Recycling is a bandaid / I used to think that recycling would solve our environmental issues that greenies were always going on about. I was a lazy recycler, meaning many items that ended up in my recycling bin, were put in there under the guise that someone on the other end would figure out for me if it was truly recyclable. I quickly realised that recycling in the not the solution. While our recycling levels have increased, so has our consumption. How much we consume is the issue and recycling does nothing to curb it. 

There is no away / Our rubbish that is put out on the street moves away from our lives, but does not go away. Because there is no away. It's merely transported to the outskirts of our cities, taking up valuable agricultural land, to sit around for eons, never truly breaking down. All the single use plastic, and frankly, everything else we toss into bins will be left around for the next generation to deal with.

They were just some of the issues I discovered. After Plastic Free July had ended, armed with information on the disruptive nature of plastic, plus seeing improvements in my life, I've decided to quit plastic for good. I'm not anti plastic, only anti its misuse. Plastic has been beneficial in health care and transport. But pasta packaged in plastic, maybe not? 
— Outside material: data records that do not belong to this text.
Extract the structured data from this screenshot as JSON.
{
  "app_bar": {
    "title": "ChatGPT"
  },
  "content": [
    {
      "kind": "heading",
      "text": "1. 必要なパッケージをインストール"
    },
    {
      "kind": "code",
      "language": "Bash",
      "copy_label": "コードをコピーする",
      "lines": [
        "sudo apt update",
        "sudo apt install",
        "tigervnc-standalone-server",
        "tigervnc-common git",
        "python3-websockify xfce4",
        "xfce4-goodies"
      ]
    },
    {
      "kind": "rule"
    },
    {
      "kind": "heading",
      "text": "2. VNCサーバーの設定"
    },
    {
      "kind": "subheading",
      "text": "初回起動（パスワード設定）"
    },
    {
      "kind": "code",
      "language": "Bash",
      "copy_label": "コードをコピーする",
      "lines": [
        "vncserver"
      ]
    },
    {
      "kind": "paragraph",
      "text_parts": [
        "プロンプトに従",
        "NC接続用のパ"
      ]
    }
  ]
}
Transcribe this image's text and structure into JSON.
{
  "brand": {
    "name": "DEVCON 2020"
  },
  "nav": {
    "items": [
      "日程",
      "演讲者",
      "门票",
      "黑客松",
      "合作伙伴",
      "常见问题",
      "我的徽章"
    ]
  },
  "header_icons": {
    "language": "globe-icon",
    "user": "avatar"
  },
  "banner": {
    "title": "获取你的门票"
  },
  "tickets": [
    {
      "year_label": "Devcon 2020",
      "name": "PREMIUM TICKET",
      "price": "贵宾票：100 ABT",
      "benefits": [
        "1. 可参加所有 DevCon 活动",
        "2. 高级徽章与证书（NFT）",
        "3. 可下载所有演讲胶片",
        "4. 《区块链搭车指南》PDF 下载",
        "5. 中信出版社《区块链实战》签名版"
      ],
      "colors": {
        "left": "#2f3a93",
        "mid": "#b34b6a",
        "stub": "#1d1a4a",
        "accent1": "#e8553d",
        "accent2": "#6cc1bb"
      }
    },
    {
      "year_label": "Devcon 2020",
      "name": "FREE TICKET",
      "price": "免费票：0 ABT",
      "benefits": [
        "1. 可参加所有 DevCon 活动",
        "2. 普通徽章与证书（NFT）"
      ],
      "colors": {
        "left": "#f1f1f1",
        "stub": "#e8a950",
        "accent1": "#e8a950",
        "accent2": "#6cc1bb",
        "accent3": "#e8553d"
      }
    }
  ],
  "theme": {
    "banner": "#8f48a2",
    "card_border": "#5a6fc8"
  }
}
I came across this clip of Jack Johnson singing about single-use plastic. It's kinda funny because I've been a big fan of his for years and years...but never properly 'understood' his love for the environment. I respected it but was no part of it. I guess we all have to find our way to our own light bulb moments. Maybe this clip will be yours...

I can't wait to share about my new life without plastic. It sure will be an interesting journey. Gosh, I wonder what my boyfriend is going to think! Maybe we'll start with a reusable coffee cup for him.